How do you get 50,000 people gathering in a remote desert to Leave No Trace of their having been there… without a garbage can in sight?  How do you encourage a bike, pedestrian and public transportation culture in a country addicted to the automobile?  How do you change the collective consciousness — and behavior — of a city’s population?

Jaime Lerner re-invented urban space in his native Curitiba, Brazil. He participated in the 2007 TED Conference in Monterey, CA, where he gave an inspired presentation about revolutionizing bus transit, awakening green consciousness in a populace accustomed to litter and blight, and changing the way city planners and bureaucrats worldwide conceive what’s possible within the metropolitan landscape. And he throws in a little song for good measure.

What are your thoughts about affecting social change through urban planning?

About the author: Will Chase

Will Chase first attended Burning Man 2001. He was Burning Man's Web Team Project Manager and Webmaster from 2004-2009, and the Operations Manager and member of the Art Council for the ARTery (Burning Man's art department headquarters in Black Rock City) from 2003-2008. In 2009, he transitioned into the Communications Department, where his responsibilities include global communication strategy, authoring the Jackrabbit Speaks Newsletter, content management for the Burning Man website, coordination of Burning Man's social networking efforts, and acting as editor for the Burning Blog.

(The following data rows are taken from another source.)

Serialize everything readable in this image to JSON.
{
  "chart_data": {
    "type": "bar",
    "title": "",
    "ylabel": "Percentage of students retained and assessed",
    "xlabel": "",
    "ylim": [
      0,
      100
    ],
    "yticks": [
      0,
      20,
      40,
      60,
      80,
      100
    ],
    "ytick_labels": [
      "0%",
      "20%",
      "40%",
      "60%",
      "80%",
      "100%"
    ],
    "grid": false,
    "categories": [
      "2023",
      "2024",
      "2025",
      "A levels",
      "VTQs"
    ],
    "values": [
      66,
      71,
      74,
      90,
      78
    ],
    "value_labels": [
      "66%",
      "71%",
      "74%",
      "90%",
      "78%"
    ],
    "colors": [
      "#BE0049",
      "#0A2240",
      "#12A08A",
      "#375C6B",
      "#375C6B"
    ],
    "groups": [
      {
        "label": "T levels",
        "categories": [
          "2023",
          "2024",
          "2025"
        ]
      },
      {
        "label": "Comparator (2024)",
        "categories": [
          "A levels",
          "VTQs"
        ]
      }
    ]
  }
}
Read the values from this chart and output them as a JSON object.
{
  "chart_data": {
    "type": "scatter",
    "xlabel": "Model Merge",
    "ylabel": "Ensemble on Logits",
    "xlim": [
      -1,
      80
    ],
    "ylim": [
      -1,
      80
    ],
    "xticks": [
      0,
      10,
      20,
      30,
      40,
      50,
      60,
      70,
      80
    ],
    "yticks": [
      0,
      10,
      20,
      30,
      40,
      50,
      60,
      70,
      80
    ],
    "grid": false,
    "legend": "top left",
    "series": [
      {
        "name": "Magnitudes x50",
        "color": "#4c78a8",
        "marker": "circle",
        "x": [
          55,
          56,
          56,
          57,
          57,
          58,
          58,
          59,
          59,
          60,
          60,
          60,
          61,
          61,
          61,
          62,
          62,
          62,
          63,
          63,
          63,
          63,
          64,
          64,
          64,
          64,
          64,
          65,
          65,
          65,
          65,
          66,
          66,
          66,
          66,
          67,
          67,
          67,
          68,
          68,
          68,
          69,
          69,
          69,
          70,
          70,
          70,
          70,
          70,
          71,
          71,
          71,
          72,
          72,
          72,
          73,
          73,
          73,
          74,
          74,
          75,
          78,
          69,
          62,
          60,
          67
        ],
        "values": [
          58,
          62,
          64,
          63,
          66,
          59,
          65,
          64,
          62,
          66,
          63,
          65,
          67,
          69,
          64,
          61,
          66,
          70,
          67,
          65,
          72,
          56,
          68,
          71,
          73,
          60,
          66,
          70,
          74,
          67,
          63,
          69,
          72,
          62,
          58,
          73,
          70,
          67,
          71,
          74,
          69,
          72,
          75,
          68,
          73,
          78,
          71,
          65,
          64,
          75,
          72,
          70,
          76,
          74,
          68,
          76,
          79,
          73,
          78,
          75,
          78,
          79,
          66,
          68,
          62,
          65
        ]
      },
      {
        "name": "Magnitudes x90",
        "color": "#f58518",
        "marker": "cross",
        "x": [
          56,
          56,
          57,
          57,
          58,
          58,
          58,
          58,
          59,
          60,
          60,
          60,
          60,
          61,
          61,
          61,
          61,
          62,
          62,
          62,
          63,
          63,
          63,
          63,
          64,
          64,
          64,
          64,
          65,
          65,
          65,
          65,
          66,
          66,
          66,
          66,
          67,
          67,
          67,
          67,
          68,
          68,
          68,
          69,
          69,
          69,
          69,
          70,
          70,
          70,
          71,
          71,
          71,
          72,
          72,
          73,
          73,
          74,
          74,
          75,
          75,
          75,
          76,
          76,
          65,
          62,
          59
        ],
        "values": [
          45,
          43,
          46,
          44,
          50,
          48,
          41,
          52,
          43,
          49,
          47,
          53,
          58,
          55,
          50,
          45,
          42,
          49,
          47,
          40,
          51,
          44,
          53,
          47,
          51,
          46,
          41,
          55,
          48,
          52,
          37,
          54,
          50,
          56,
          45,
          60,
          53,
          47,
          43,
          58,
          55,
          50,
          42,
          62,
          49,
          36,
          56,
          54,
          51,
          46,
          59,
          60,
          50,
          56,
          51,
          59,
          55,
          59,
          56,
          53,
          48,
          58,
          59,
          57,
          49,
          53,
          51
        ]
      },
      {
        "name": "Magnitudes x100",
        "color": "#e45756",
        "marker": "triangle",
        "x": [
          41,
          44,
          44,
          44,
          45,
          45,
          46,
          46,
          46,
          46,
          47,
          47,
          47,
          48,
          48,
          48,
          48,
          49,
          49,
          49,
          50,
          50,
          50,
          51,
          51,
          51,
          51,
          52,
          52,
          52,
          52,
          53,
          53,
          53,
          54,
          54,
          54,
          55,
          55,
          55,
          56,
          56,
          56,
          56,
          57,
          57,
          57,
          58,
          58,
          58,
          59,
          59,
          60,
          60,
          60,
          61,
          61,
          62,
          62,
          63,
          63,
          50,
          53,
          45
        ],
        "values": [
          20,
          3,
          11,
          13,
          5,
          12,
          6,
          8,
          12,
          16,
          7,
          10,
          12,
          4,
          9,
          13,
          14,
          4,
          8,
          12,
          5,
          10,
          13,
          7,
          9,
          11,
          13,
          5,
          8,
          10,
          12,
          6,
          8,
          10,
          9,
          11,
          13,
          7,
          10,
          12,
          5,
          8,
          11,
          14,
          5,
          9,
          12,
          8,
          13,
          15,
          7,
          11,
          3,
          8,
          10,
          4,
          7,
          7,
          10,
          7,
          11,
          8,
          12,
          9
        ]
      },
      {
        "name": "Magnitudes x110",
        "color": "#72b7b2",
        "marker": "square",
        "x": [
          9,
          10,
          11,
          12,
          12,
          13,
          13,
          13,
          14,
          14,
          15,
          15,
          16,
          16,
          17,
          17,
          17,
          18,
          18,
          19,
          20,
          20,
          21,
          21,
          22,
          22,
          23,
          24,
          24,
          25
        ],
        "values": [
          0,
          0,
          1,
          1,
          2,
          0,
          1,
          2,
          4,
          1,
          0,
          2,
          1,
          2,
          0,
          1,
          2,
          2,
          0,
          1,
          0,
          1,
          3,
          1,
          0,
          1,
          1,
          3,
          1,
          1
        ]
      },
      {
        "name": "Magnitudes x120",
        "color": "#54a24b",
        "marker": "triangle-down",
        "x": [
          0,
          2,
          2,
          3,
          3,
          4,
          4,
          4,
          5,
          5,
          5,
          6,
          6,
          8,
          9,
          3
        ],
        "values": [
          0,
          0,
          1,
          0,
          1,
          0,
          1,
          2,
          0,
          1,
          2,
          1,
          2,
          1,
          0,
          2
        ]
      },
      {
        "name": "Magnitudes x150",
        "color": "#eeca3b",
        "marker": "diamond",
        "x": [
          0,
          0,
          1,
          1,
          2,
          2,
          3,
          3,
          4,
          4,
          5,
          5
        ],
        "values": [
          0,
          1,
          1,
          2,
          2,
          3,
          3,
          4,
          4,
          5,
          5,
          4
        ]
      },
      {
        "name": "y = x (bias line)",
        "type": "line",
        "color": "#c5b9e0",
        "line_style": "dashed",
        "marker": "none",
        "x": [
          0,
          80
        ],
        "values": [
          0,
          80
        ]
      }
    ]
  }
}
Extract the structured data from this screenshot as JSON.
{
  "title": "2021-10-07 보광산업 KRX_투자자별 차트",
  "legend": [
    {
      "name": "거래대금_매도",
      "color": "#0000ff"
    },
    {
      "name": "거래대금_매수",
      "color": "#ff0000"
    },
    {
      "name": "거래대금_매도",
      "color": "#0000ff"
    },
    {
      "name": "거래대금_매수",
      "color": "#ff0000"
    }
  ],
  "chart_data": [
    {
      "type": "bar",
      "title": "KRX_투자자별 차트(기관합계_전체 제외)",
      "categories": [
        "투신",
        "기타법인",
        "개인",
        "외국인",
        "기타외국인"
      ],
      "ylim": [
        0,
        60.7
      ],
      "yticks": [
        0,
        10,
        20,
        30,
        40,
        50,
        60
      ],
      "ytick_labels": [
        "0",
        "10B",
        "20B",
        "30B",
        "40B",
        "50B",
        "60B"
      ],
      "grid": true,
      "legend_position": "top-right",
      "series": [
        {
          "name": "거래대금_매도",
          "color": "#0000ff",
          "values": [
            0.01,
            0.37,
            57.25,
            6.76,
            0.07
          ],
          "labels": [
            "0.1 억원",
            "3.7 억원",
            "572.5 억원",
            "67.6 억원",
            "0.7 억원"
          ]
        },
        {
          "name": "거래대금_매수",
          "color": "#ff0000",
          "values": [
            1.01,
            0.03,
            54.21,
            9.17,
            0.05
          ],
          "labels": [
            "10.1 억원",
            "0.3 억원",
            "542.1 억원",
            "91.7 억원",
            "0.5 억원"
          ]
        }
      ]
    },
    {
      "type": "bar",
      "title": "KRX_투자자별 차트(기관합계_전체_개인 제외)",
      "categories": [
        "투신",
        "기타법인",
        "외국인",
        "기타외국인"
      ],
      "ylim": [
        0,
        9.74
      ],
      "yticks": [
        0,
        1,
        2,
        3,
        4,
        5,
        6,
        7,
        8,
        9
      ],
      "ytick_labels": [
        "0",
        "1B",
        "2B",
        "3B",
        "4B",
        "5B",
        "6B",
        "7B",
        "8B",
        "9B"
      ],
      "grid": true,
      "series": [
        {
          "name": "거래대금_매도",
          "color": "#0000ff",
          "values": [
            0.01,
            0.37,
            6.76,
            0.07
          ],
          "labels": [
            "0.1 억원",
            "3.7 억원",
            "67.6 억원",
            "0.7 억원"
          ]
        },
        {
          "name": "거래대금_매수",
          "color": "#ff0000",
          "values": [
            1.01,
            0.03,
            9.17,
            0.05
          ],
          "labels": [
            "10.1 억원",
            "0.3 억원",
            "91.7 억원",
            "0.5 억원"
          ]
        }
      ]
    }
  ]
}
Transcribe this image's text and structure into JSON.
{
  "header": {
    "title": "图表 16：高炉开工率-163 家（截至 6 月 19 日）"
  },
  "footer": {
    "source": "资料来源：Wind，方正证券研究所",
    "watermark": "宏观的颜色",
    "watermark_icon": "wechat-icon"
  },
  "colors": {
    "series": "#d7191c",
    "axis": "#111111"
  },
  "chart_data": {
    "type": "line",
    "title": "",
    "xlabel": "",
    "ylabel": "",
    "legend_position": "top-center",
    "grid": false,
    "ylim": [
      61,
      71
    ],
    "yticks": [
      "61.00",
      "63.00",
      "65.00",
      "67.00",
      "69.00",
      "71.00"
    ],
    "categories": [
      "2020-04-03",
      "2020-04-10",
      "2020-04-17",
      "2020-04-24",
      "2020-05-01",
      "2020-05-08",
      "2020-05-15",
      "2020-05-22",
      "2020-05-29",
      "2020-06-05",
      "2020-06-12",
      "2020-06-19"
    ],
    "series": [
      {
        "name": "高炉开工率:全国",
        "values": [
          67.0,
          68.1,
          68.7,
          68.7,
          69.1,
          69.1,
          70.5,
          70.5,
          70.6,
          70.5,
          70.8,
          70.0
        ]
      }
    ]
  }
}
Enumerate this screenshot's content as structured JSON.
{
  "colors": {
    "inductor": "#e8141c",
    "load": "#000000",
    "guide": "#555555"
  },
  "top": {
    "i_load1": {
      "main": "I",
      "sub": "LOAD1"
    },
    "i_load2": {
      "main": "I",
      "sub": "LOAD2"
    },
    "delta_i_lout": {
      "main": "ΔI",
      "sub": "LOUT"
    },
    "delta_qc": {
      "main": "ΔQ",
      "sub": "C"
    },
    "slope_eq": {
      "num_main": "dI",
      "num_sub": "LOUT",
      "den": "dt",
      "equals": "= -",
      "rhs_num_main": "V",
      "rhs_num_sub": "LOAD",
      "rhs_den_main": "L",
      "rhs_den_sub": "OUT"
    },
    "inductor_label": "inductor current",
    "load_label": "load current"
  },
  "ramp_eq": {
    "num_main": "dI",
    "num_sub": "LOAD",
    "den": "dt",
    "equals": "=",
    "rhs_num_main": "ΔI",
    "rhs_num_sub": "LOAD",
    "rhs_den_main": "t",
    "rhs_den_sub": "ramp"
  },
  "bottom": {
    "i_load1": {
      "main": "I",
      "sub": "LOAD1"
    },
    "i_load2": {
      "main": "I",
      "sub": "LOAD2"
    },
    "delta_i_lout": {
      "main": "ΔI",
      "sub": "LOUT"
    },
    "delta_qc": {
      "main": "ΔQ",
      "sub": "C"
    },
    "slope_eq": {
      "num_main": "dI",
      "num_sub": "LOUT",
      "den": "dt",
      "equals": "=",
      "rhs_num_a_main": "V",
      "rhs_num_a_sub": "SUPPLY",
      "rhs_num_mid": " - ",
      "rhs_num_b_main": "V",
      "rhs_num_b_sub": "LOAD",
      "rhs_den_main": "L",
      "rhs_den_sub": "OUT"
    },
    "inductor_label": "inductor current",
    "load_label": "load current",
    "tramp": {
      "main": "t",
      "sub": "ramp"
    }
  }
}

Tales of his sordid adventures can be found on his website.

One thought on “Changing Environmental Consciousness Through Urban Planning

  • As a student about to begin a Masters in Urban Planning I’m very interested in hearing more on this subject. I participated in my virgin burn last year and believe I am hooked for life (though some how it looks as school got in the way this year = the need for me to become a better planner).

    The organization blew me away, as did the populace’s general subscription to the leave no trace/maximize a given environment philosophy. I have also been moved by blog posted after this one regarding mapping techniques tested in BRC and applied in underdeveloped locations across the world.

    Of course, there are endless lessons for participants, and outsiders, developed and tested within the “walls” of the BRC. I look forward to continuing to learn, personally and professionally, from the endless wealth of knowledge and innovation that defines the burning community.